Dünya

 Dünya'dan Başlıklar 

 Dünya > Dünya'dan Başlıklar > Kıbrıslı Türk ve Rum liderler: ‘Geleceğimiz AB üyesi birleşik bir Kıbrıs’ta’

 Kıbrıslı Türk ve Rum liderler: ‘Geleceğimiz AB üyesi birleşik bir Kıbrıs’ta’
Kıbrıslı Türk ve Rum liderler, Kıbrıs sorununun çözümü konusunda olumlu mesajlar vermeye devam ediyor. KKTC Cumhurbaşkanı Mustafa Akıncı (sağda) ve Rum Yönetimi lideri Nikos Anastasiadis (ortada), dün Kıbrıs Türk Ticaret Odası ile Kıbrıs Rum Ticaret ve Sanayi Odası’nın Lefkoşa Ara Bölge’de Chateau Status’te düzenlediği ‘Çözüm sonrası Kıbrıs ekonomisi ile ilgili vizyonumuz’ temalı etkinliğe katılarak birer konuşma yaptı.

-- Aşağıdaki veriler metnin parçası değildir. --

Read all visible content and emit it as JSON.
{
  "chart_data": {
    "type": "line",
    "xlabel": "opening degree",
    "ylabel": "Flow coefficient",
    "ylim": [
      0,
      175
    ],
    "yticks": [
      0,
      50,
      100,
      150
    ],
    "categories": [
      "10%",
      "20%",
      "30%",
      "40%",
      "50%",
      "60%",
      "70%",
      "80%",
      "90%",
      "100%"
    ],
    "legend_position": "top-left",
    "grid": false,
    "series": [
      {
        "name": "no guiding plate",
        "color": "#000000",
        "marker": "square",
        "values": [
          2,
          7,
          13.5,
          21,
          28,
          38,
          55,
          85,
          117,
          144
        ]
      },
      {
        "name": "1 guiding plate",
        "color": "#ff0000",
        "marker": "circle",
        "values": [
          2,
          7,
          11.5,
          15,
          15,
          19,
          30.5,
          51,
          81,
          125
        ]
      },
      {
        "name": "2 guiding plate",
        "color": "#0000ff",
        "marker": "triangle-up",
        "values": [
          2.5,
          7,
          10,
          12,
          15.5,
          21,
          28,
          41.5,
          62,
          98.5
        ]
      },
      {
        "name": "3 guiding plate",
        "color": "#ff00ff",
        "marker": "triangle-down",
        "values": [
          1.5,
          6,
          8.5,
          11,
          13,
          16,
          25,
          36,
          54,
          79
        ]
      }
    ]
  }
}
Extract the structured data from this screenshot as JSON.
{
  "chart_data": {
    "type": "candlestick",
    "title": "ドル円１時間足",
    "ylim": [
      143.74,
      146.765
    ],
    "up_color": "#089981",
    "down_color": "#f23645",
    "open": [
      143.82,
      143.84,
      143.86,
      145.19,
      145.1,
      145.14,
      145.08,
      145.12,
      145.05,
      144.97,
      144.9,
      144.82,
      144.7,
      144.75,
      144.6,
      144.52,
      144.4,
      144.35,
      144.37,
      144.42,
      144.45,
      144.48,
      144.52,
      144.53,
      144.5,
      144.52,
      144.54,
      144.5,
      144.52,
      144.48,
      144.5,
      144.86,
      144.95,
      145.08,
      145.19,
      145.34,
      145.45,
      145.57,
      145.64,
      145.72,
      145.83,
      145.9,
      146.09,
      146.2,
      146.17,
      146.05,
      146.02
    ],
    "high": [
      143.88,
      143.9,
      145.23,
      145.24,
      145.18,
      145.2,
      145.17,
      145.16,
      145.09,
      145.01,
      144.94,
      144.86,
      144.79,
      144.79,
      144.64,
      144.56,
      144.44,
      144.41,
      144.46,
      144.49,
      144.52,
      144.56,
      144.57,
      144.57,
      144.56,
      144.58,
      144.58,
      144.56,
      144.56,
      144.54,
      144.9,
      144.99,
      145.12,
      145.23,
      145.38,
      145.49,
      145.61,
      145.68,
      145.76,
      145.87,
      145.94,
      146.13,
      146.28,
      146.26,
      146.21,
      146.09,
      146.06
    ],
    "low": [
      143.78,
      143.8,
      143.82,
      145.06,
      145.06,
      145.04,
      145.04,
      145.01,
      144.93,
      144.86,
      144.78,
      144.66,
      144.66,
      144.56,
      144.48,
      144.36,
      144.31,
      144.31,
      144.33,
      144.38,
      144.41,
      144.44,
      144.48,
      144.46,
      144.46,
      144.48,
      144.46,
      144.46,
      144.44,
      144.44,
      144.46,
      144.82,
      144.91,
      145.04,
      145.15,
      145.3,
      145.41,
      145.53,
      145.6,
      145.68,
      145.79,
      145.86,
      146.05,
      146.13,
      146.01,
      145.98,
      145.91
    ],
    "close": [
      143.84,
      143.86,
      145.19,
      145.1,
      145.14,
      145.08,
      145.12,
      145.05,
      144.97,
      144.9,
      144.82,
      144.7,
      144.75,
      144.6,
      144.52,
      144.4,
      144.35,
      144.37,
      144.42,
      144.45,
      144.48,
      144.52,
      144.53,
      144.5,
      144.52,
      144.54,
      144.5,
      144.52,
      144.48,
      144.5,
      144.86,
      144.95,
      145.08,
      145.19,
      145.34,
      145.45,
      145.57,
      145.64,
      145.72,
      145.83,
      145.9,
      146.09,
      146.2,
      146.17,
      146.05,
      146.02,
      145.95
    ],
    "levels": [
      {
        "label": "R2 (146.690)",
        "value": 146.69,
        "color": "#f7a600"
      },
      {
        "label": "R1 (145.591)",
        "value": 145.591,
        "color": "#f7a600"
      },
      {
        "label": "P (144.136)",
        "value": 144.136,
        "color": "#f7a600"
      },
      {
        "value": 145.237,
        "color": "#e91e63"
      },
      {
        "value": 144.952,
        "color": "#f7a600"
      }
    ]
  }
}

Anastasiadis, Kıbrıs’ta iki halkın geleceğinin, insan hakları ve temel haklar gibi konulara saygılı, Avrupa Birliği (AB) üyesi birleşik bir Kıbrıs’ta olduğunu belirtti.

Rum lider Anastasiadis, 11 Şubat’taki açıklamasında, “Statüko kabul edilebilir değildir ve bunun Kıbrıslı Rumlar ve Türkler için olumsuz sonuçları vardır” dediğini anımsatarak, bir anlaşmanın iki tarafa da sağlayacağı faydaları sıraladı. Anastasiadis, kabul edilemez statükonun, sadece bir toplumu değil her iki toplumu da olumsuz etkilediğini belirterek, vizyonunun Akıncı’nın vizyonuyla kesiştiğini, bunun da tüm Kıbrıslılar için daha iyi bir gelecek sağlayacak ümit ve beklentilerin hayata geçmesini mümkün kılacak bir vizyon olduğunu söyledi.

“TEK BİR VATANDAŞLIĞI, TEK BİR EGEMENLİĞİ OLAN…”

Nikos Anastasiadis, bu vizyonun kalıcı ve adil bir çözümü içerdiğini kaydettiği konuşmasında, bunun şu ana kadar üzerinde uzlaşılan temellerde; siyasi eşitliğe dayalı, iki bölgeli, iki toplumlu, tek bir uluslararası kimliği, tek bir vatandaşlığı ve tek egemenliği olan bir yapı olduğunu kaydetti. Anastasiadis, vizyonunun, “İki toplum arasındaki güveni sağlayacak, Kıbrıslı Rumların ve Türklerin dayanışma, işbirliği, uyum, karşılıklı saygı içinde yaşamasını sağlaması için gerekli refahı ve koşulları yaratacak, her vatandaşı için insan haklarını ve temel hakları güvence altına alacak, Kıbrıslıların kendilerinin ve devletlerinin geleceklerine ve kaderine özgürce karar verebilecekleri” bir anlaşmaya ulaşmak olduğunu ifade etti.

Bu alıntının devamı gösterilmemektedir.